He doesn't know that I'm already gone. The woman standing beside him, smiling at his investors and wearing his ring, is just a ghost. The real Audrey is somewhere else entirely, counting down the hours until she can stop pretending and start living.
Tomorrow can't come soon enough.
TWENTY-ONE
REIGN
The crowd roarsas Ben lands another solid hit, sending his opponent Thompson stumbling backward.
Blood sprays from his opponent's nose, spattering across the canvas. Ben doesn't hesitate, following with a vicious uppercut that sends Thompson reeling against the ropes. The arena erupts.
"Your brother's fucking killing it," Marcus says, leaning toward me to be heard over the crowd. "That new combination is brutal."
"He's been working on it," I reply, forcing my attention back to the fight. "Spent three weeks training with that coach from Cuba."
But even as I speak, my eyes drift upward to the private box suspended above the ring like a glass cage. Something’s wrong with Audrey. I can see it from here—the way she sits too straight, too still, like she’s holding herself together by pure force of will. Her hands are clasped so tightly in her lap that her knuckles are white.
She hasn’t looked my way once tonight. Not once. That’s not like her.
"Worth every penny from the looks of it." Marcus gestures toward the ring where Ben has Thompson backed into the corner, landing body shots. "Thompson hasn't landed a solid hit in the last two rounds."
I nod absently, pulling out my phone to check for messages. The last text I sent her this afternoon—asking if she was ready for tonight—sits unanswered. She always responds. Always. Even if it’s just a quick confirmation that she got my message.
“Vega’s getting his money’s worth.” I take a swig of beer, the taste flat and unsatisfying. “The arena’s stock will jump after this.”
My attention should be on my brother. Ben’s having the fight of his life down there, systematically dismantling one of the division’s top contenders. This is his moment, his shot at everything he’s been working toward. But I can’t stop watching that glass box, can’t shake the feeling that something’s gone sideways with our plan.
Audrey sits like a statue beside Vega, her emerald dress catching the arena lights. Even from this distance, I can see the tension radiating from her. She’s not just nervous—she’s terrified. The careful mask she usually wears at these events has slipped, revealing something raw underneath.
Vega leans close to her occasionally, his mouth near her ear, but instead of the polite acknowledgment she usually gives him, she recoils slightly each time. Her responses are minimal, barely perceptible nods that look more like flinches.
“Speaking of Vega,” Marcus says, his voice dropping lower, “his security detail is fucking massive tonight. I counted twelve men on the floor alone.”
“Fourteen,” I correct him automatically. “Two more by the south entrance. Plus whatever he’s got stationed outside.”

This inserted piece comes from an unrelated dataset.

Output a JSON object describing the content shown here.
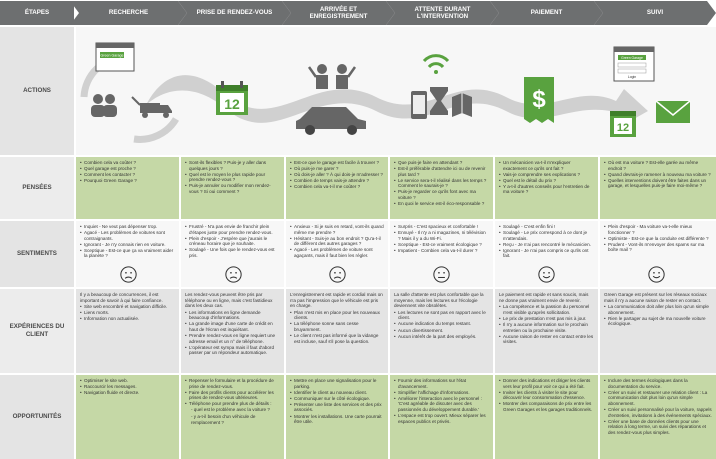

The security presence feels different tonight. More alert. More focused. Like they’re preparing for something specific rather than just providing general protection.
Marcus raises an eyebrow. “You think he’s expecting trouble?”
“Maybe.” My jaw clenches as Vega’s hand settles on Audrey’s thigh, possessive and claiming. This time she doesn’t just go rigid—she actually shifts away from his touch. It’s subtle, probably invisible to most people, but I see it. “Or maybe he knows something we don’t.”
The thought sends ice through my veins. What if he’s figured out our plan? What if that’s why Audrey looks like she’s barely holding it together?
“Either way, it complicates things.” Marcus keeps his voice casual, like we’re discussing the weather instead of our plan to help Audrey escape her engagement. “The car’s still good for midnight?”
“Yeah. Black Suburban, tinted windows. Plates are clean.” I’ve gone over the details a hundred times in my head, mapping every possible route out of Cooper Heights, identifying potential choke points, planning contingencies. “We’ll take the mountain roads. Less chance of being followed.”
But the plan assumes everything goes smoothly tonight. Assumes Audrey can maintain her facade through the fight, through whatever post-event obligations Vega has planned. The woman sitting in that box doesn’t look like someone who’s holding it together. She looks like someone on the verge of breaking.
The bell rings, signaling the end of the round. Ben returns to his corner, barely winded despite the intensity of the fight.
Pride should be surging through me as I watch him take instruction from his coach. My little brother, dominating one of the top fighters in the division. Instead, all I can think aboutis why Audrey won’t look at me. Why she hasn’t answered my texts. What might have happened to put that brittle terror in her posture.
“You good with the Montana house?” Marcus asks, his eyes on the ring. “It’s remote as hell.”
“That’s the point.” The property sits on two hundred acres of wilderness, accessible only by a private road. No neighbors for miles. No connection to me or Pack Security. The perfect place to disappear until things cool down. “We’ll stay there until I can arrange something more permanent.”
If we make it that far. The thought hits me like a sucker punch. I’ve been so focused on the logistics of getting Audrey out that I haven’t fully considered what happens if Vega figures out what we’re planning. What happens if he’s already figured it out.